Türkiye' de bir ilki yaşadık.
1977 doğumlu hakem Deniz Çoban, Kasımpaşa Çaykur Rizespor maçında yapmış olduğu hatalar nedeni ile hakemliği bıraktığını açıkladı.
Hatırlayacak olursanız, aynı maçın sonunda, Rıza Çalımbay' ın önünde iki takımdan da özür dilemişti.
Hata elbette insanidir. Hangi meslekte olursanız olun, hata yaparsınız. Önemli olan ders almak ve ileri bakabilmektir. Bu hatalardan öğrenmektir. Bunun tekrarlanmaması için elinden geleni yapmaktır.
Deniz Çoban, bu hatalar sonucunda ders alıp ileri bakmak yerine daha radikal bir karar almış. Bu hatalar nedeni ile artık hakemlik yapamayacağına kanaat getirmiş. Bu hatalarını en başta kendi kabul edememiş. Vicdanına söz geçirememiş.
Belli ki vicdanlı, ahlaklı, onurlu bir kardeşimiz.
Kendisinin gözyaşları içinde düzenlediği basın toplantısını izlerken, yaptığı fedakarlığın öneminin belki kendisi bile farkında değildi.
Bu ülkede hangi meslekten olursa olsun, hata yapan ve bu hatalardan ders almayıp, hata yapmaya devam eden onbinlerce, yüzbinlerce insan var. Futbolun içinde de bunlardan yüzlerce, binlerce var. Futbolcusu, teknik direktörü, hakemi, kulüp yöneticisi, saymakla bitmeyecek kadar insan hata yapıp, bunlardan ders almıyor. Yüzü kızarmadan aynı hatalara devam edebiliyor. Bunu hak görüyor. Çünkü unutmak ve hesap sormamak üzerine kurulu bir kültürümüz var. Çünkü toplumsal hafızamız zayıf. Buna güveniyor, bundan faydalanıyorlar.
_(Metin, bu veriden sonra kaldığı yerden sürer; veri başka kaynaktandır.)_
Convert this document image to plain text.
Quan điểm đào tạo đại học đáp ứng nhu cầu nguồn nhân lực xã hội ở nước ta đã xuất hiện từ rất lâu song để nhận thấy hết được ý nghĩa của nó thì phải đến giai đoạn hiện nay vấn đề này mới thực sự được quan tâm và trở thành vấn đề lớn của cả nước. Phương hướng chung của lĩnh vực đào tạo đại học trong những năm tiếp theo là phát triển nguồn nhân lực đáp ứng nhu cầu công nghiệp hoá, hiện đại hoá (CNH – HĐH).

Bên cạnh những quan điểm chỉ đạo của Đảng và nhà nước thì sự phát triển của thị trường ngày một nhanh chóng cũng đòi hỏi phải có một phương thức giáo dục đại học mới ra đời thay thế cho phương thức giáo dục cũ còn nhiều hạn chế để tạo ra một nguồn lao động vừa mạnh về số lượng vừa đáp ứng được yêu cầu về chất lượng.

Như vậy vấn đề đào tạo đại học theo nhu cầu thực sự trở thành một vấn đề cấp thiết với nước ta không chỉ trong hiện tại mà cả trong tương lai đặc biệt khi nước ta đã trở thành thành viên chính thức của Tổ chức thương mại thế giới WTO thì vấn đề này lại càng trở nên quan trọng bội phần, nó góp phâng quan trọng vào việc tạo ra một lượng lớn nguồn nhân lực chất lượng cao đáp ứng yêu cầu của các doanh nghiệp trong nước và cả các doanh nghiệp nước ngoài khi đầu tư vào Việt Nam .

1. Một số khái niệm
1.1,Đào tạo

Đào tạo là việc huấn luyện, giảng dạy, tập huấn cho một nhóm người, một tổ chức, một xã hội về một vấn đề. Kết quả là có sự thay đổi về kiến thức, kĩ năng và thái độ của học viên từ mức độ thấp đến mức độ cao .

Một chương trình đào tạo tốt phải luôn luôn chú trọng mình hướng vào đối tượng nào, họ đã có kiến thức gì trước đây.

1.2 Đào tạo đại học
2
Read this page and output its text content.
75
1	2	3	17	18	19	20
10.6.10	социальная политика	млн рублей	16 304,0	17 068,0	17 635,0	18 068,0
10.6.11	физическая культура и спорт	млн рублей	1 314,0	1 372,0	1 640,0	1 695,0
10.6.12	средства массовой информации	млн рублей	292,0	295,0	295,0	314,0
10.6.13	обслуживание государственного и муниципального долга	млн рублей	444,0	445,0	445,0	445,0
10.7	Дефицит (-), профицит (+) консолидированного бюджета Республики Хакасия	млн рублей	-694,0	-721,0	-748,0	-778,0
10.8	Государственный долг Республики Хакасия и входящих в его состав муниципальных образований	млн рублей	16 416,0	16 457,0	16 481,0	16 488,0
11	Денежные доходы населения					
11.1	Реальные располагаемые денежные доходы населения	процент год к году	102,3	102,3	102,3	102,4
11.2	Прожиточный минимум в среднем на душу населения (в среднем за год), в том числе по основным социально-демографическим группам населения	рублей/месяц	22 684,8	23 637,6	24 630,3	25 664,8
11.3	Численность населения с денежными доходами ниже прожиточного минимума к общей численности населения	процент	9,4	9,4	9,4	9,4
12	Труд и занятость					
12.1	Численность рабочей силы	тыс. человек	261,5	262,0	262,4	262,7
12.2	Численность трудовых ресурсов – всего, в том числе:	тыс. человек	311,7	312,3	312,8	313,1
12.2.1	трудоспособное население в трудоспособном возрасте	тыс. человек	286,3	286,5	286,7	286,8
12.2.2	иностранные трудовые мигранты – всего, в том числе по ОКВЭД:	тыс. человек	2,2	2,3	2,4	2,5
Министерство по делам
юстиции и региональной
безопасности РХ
Deniz Çoban, Türkiye' de bir ilke imza attı.
Sadece hataları için özür dilemekle kalmadı, bu hatalar nedeni ile görevinden ayrıldığını, hakemliği bıraktığını da açıkladı.
Bu ancak Japonya' da ya da gelişmiş Batı ülkelerinde görmeye alışık olduğumuz bir durum. Bu bir milat.
Bazıları için önemsiz, ya da anlamsız gözükebilir ama Deniz Çoban' ın bu hareketi Türkiye' de sadece futbolda değil, her alanda yeni bir dönemin başlangıcı olacaktır. Yeni bir dönemin işaretidir.
Hataları nedeni ile camialara zarar veren, kulüplerin ve sporcuların haklarını yiyen, insanları spordan soğutan veya emek hırsızlığı yapan ve herşeyden öte, canını yaktığı camialardan özür dilemeyi dahi çok gören bu tür zihniyetler, bundan böyle o kadar da rahat olamayacaklardır.
Bundan böyle arkalarını dönüp gidemeyeceklerdir.
Çünkü herkesin aklına artık Deniz Çoban gelecektir. Onun onurlu davranışı, yüksek bir erdem seviyesi oluşturmuştur. Hataları nedeni ile bir özrü dahi çok görenler, bu erdem çıtasının altında kalacaklardır.
Deniz Çoban, ülkemizde temiz bir dönemin ilk işaretlerinden olacaktır. Bu ülkede dürüst, namuslu, ahlaklı ve vicdanlı insanların sesi olmuştur bu genç hakemimiz. Hakemliği bırakması kendisi adına ağır bir karardır. Belki gereksizdir. Bir çoğuna göre abartılıdır.
Ben bu hareketi bir başkaldırı olarak yorumluyorum.
Bundan böyle, bilerek veya bilmeyerek emek hırsızlığı yapan, yaptığı hatalardan sonra özür dileme erdemi göstermeyen herkesin aklına ve vicdanına Deniz Çoban' ın basın toplantısındaki gözyaşları içindeki görüntüsü düşecektir.
Ne demişti Nazım Hikmet şiirinde;
"Ben yanmasam, sen yanmasan, biz yanmasak, nasıl çıkar karanlıklar aydınlığa.."
Deniz Çoban, aydınlık için kendisini yakmayı göze alabilmiştir. Yolu açık olsun.